I am trying to mess around with compute shaders, and having a bit of trouble setting this up.
Quick requirements:
- This is not something that needs to run in frame time.
- The shader is supposed to be run Loots of times, between 7000 - 15000 times.
- Each call takes around 0.1 MS to the shader
- GetData takes 13ms → this balloons the time immensely, since they are currently being run sequentially (this is probably mistake number one)
The compute takes around 1MB of input as 3D Texture (or 3D array) and outputs two arrays of points with around 3mb-4mb
Right now my way has been something like the following:
public void Test()
{
var compute = ....
var buffer = new ComputeBuffer(1000000, ComputeHelper.GetStride<float3>(), ComputeBufferType.Structured);
var buffer2 = new ComputeBuffer(1000000, ComputeHelper.GetStride<float3>(), ComputeBufferType.Structured);
for (int i = 0; i < 15000; i++) {
RenderTexture input = GetInput(i);
compute.SetBuffer(0, "outputa", buffer);
compute.SetBuffer(0, "outputb", buffer2);
compute.DispatchThreads(Dim.X, Dim.Y, Dim.Z);
var testDataA = new float3[1000000];
var testDataB = new float3[1000000];
bufferA.GetData(testDataA);
bufferB.GetData(testDataB);
Process(testDataA, testDataB);
}
}
This is screaming at me that I am doing something wrong.
According to my tests the bulk of the time is being spend on the GetData bits (from 15ms - 23ms) per run.All the rest finishes in under 1 ms!
My question is, what is the right right approach to do this?

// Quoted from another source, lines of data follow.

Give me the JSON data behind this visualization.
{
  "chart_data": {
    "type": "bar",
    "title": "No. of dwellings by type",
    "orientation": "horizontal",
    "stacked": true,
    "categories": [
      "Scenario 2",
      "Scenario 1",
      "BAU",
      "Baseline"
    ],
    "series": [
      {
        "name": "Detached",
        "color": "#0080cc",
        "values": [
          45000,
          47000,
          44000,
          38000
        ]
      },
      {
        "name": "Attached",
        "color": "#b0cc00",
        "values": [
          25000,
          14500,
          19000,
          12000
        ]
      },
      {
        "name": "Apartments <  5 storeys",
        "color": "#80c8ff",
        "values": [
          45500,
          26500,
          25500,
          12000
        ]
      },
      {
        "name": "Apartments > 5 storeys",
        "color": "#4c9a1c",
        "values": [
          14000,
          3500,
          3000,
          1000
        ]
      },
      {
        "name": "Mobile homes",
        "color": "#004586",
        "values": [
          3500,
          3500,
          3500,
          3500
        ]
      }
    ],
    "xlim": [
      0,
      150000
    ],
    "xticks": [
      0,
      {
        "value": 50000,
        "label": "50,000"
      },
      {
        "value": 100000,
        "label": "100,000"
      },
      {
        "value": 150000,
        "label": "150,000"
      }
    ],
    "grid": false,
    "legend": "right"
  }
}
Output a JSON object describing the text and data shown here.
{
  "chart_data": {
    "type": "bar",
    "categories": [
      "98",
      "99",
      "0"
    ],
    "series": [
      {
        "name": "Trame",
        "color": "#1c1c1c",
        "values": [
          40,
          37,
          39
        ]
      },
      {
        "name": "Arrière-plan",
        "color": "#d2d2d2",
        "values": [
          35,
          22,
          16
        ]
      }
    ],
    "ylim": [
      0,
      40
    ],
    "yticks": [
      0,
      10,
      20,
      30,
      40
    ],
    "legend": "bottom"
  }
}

Can I dispatch multiple parallel compute shaders and then somewhat wait for the GetData for all of them in one go? Do I need multiple instances of the same compute to be able to do this?
Is RequestReadAsync callback any use in this case - I was reading a post and it says you can only do 3-4 Requests per frame (even though this is supposed to be run in editor most of the time)?
I cant seem to find any good examples of doing something like this and I am quite new, so any pointers would be great.
The compute shader is not that expensive to run and is working on very minimal sets of data, but I do need this data on the CPU side for a bit.